544 温泉 sage New! 2012/08/29(水) 18:44:13.00 ID:mEGWTIIw0
すぐにAの家族、Bの家族、俺の家族と地元の温泉連合の人たちが集まることとなった
Bの母親は俺とAを白い目で見つめていた
連合会長の爺さんに会合が始まるや否や「お前はあれほど立ち入るなと言ったのに!」と怒鳴られた
連合の人たちから「あの温泉の怨念は弱まるどころか年々高まっており、観光客が立ち入ってしまうのもそのためだ。

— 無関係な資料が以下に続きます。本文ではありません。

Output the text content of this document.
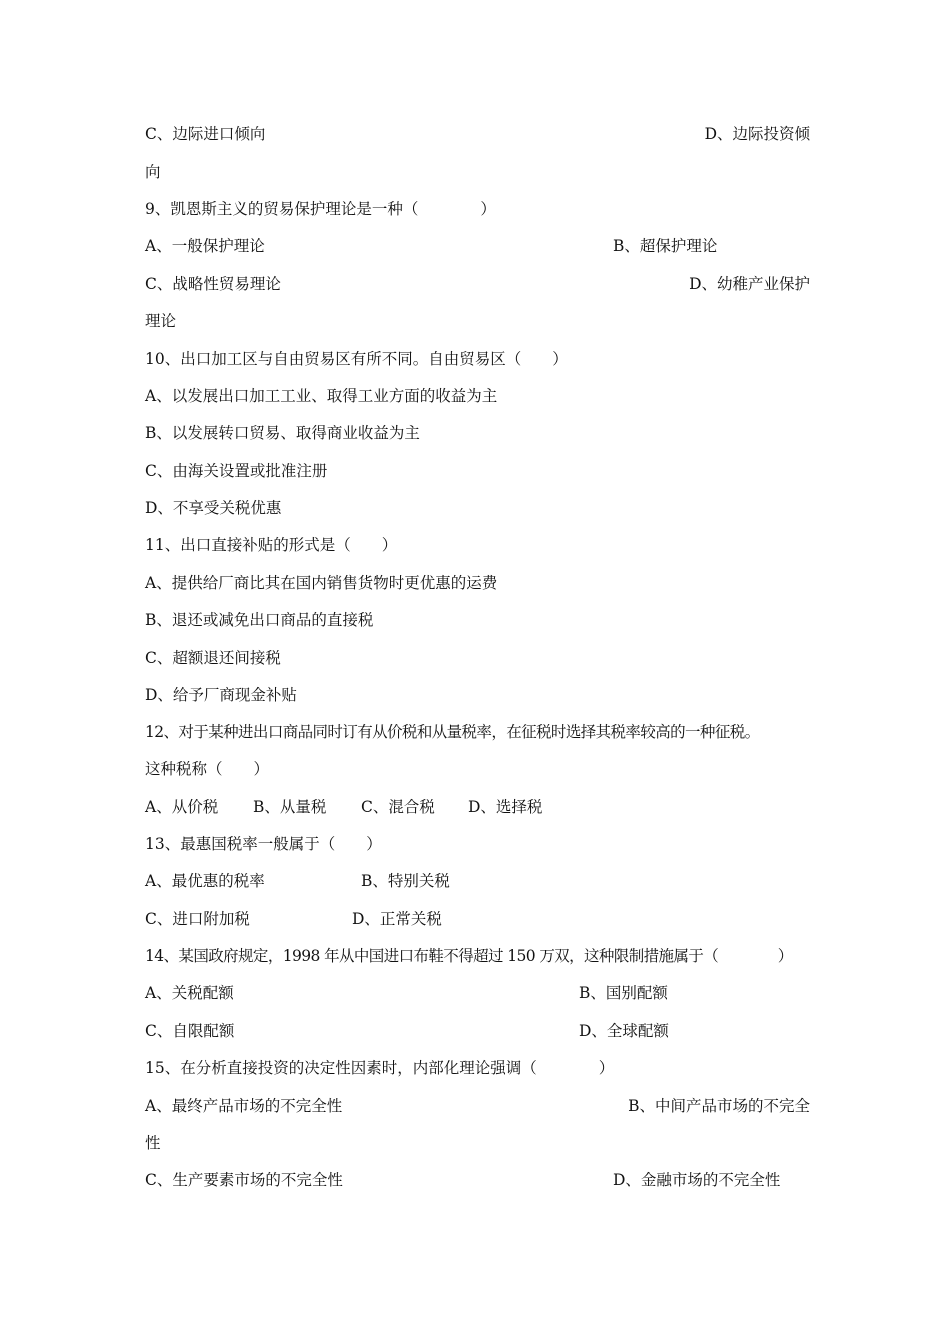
C、边际进口倾向	D、边际投资倾
向
9、凯恩斯主义的贸易保护理论是一种（　　　　）
A、一般保护理论	B、超保护理论
C、战略性贸易理论	D、幼稚产业保护
理论
10、出口加工区与自由贸易区有所不同。自由贸易区（　　）
A、以发展出口加工工业、取得工业方面的收益为主
B、以发展转口贸易、取得商业收益为主
C、由海关设置或批准注册
D、不享受关税优惠
11、出口直接补贴的形式是（　　）
A、提供给厂商比其在国内销售货物时更优惠的运费
B、退还或减免出口商品的直接税
C、超额退还间接税
D、给予厂商现金补贴
12、对于某种进出口商品同时订有从价税和从量税率，在征税时选择其税率较高的一种征税。
这种税称（　　）
A、从价税 B、从量税 C、混合税 D、选择税
13、最惠国税率一般属于（　　）
A、最优惠的税率	B、特别关税
C、进口附加税	D、正常关税
14、某国政府规定，1998 年从中国进口布鞋不得超过 150 万双，这种限制措施属于（　　　　）
A、关税配额	B、国别配额
C、自限配额	D、全球配额
15、在分析直接投资的决定性因素时，内部化理论强调（　　　　）
A、最终产品市场的不完全性	B、中间产品市场的不完全
性
C、生产要素市场的不完全性	D、金融市场的不完全性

立ち入った観光客は何者かに引き寄せられるかのようにあの温泉に入ってしまったと皆話している」と聞かされた
そしてあの温泉の名はこちらの地方の古い方言で「二度目、再び」という意味であり、祟りも2度あの温泉に立ち寄ったものに降り注ぐというのだという
会長さんは「Bは1度目か2度目か知らないがなにかあの温泉の霊たちにとって気分を害することをしてしまったのかもしれない」と言った

更にお袋からもとんでもないことを聞かされた
小さい頃俺らが温泉に入ろうとしてたまたま通りかかり俺らを連れ戻したトラックに乗ったおっさん
あの人はてっきり地元の人だと思っていたが、お袋によればあんな人は見たことなく、当時もAとBの母親と不審に思っていたという
そして連合の人に相談しもしやと思い例の温泉の事故によって亡くなった人の写真を見ていくと、おっさんとよく似た人物がいたのだとか
「あの温泉に立ち入るなとわざわざ警告してくれた・・・それなのに・・・」お袋は泣き崩れた

連合の人によればこの地からなるべく離れること、お払いされた桶を渡すからそれを風呂場だけではなく事故の危険がある水場の近くに行く時はなるべく持ち歩くことが祟りを絶つ方法だと教わった
俺と両親はこの地を離れる覚悟をした。